Beyin emarı ortalama 30 dakika ile 1 saat içerisinde tamamlanmaktadır. Bu işleme yönelik olarak hastalar genellikle endişeli olsa da düşünülenin aksine süreç oldukça basit ilerlemektedir.
Cihaz içi iletişim sistemi sayesinde hasta, prosedür süresince teknisyenle sürekli olarak konuşabilmekte ve herhangi bir rahatsızlık durumunu doğrudan söyleyebilmektedir.
İki yönlü iletişime izin veren bu interkom sisteminin yanı sıra hastanın acil durumlarda basabileceği bir çağrı düğmesi de bulunmaktadır.
Tüm bunlara rağmen süreç hakkında endişe duyan hastalara ve özellikle de klostrofobisi olanlara ise kendilerini daha rahat hissetmeleri adına hafif dozlu sakinleştirici ilaç uygulanabilmektedir.
Beyin emarı nedir?
Manyetik rezonans görüntüleme (emar), vücuttaki organların ve yapıların ayrıntılı görüntülerini üretmek için büyük bir mıknatıs, radyo frekansları ve bir bilgisayar kombinasyonunu kullanan bir teşhis prosedürüdür.
Beyin emarı olarak bilinen işlem ise birçok kronik sinir sistemi hastalıklarının teşhisi için başvurulan, oldukça hassas bir tanı yöntemidir.
Felç, beyin tümörü, multiple skleroz gibi birçok hastalığın tanı aşamasında kullanılan beyin emarı, aynı zamanda gözler, iç kulak organları, hipofiz bezi ve beyin damarları ile ilgili sorunların tespitinde de yol göstericidir.
Günümüzde X-ray görüntüleme ve bilgisayarlı tomografi ile karşılaştırıldığında oldukça detaylı sonuçlar alabilmeyi mümkün hale getiren MRI, bazı durumlarda kontrastlı madde enjeksiyonuyla da uygulanabilmektedir.
İlaçlı beyin emarı olarak bilinen bu işlemde kullanılan kontrast maddesi, genellikle nadir bir toprak metali olan gadolinyumdur.

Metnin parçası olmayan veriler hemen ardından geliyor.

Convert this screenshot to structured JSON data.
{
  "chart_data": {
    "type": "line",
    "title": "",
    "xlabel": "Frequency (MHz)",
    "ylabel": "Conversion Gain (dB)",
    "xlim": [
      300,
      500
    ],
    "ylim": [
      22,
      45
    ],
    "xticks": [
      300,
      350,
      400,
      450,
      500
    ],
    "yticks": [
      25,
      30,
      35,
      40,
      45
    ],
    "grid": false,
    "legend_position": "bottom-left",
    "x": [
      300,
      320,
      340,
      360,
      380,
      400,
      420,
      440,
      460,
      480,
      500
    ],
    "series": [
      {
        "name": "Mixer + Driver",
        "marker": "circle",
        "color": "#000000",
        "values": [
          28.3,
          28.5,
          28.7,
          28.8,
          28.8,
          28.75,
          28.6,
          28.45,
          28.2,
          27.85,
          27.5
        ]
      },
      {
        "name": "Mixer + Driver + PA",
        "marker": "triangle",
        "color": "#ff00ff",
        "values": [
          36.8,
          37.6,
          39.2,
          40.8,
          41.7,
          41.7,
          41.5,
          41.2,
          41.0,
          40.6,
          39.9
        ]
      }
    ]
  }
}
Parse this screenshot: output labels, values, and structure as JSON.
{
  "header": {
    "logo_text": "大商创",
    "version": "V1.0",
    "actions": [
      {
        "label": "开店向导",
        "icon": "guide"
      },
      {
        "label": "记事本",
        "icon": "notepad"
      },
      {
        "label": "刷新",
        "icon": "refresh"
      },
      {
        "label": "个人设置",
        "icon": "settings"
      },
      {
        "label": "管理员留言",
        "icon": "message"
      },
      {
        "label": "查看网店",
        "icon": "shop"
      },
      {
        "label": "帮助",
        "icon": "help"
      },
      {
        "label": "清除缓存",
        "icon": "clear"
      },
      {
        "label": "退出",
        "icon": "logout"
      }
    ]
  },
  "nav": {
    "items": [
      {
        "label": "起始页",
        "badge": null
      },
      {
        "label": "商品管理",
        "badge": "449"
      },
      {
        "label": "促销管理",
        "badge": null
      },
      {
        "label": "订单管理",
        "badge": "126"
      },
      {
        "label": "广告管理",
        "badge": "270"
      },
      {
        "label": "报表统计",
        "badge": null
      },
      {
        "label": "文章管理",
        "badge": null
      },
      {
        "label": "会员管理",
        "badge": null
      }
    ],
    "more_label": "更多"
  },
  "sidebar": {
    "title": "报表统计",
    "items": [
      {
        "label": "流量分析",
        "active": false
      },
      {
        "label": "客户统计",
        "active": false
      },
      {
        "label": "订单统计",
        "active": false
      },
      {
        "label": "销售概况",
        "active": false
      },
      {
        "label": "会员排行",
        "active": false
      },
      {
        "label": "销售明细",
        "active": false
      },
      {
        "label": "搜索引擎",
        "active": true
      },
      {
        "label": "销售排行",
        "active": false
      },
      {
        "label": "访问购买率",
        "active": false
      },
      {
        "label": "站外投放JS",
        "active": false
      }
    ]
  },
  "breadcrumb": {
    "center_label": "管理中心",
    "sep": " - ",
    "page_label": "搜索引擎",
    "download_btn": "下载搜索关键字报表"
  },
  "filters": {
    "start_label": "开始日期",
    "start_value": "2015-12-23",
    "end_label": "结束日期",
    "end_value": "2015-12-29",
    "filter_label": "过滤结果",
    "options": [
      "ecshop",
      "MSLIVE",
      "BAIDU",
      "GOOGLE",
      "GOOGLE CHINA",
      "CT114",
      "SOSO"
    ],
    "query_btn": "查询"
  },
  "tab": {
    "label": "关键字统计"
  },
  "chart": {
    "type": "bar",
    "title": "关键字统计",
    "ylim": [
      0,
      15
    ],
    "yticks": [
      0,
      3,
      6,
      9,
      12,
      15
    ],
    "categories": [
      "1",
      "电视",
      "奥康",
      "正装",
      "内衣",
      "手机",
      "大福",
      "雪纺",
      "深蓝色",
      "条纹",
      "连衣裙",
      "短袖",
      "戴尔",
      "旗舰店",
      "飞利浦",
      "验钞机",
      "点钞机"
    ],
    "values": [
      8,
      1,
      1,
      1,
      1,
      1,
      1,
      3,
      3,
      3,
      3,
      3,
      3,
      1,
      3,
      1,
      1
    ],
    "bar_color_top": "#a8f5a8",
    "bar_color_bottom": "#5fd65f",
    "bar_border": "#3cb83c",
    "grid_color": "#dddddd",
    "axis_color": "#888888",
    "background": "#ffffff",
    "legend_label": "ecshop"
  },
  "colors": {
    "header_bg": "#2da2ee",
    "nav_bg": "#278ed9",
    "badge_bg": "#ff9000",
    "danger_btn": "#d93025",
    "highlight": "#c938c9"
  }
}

Bu madde vücut içerisinde girdiğinde, yakındaki su moleküllerinin manyetik özelliklerini değiştirerek görüntülerin kalitesini yükseltmektedir.
Bu, aynı zamanda tanısal görüntülerin duyarlılığını ve özgüllüğünü de artırmaktadır. Buna göre beyin emarı süresince kullanılan kontrast madde, aşağıdakilerin görünürlüğünü çoğaltabilmektedir:
- Tümörler
- Enflamasyon
- Kan damarları
- Bazı organlardaki kanlanma miktarı
Kontrast madde ayrıca multipl skleroz, inme, bunama ve enfeksiyonu teşhis etmeye de yardımcı olabilmektedir.
Beyin emarı nasıl çekilir?
Manyetik rezonans görüntüleme (MRI), beyinde geçici bir manyetik alan oluşturmayı hedeflemek üzere bir elektrik akımının sarmal tellerden geçmesi ile çalışmaktadır.
Cihazın çalışması ile birlikte devreye giren bir verici ve alıcı, görüntülemeyi sağlayan radyo dalgalarının çift taraflı iletimini sağlamaktadır. Bu sayede eş zamanlı olarak bilgisayar ekranına düşen görüntüler ile beynin ve kafanın içerisindeki diğer yapıların detaylı incelenmesi mümkün olmaktadır.
Bu dijital görüntüler, beynin ilgili kısmına çok daha detaylı odaklanılmasını da olası hale getirmektedir.
Beyin emarı çekilirken dikkat edilmesi gereken en önemli nokta, hazırlık aşamasıdır. Buna göre hastaların tüm metal eşyaları çıkarmaları ve kendilerine verilen özel bir önlüğü giymeleri beklenmektedir.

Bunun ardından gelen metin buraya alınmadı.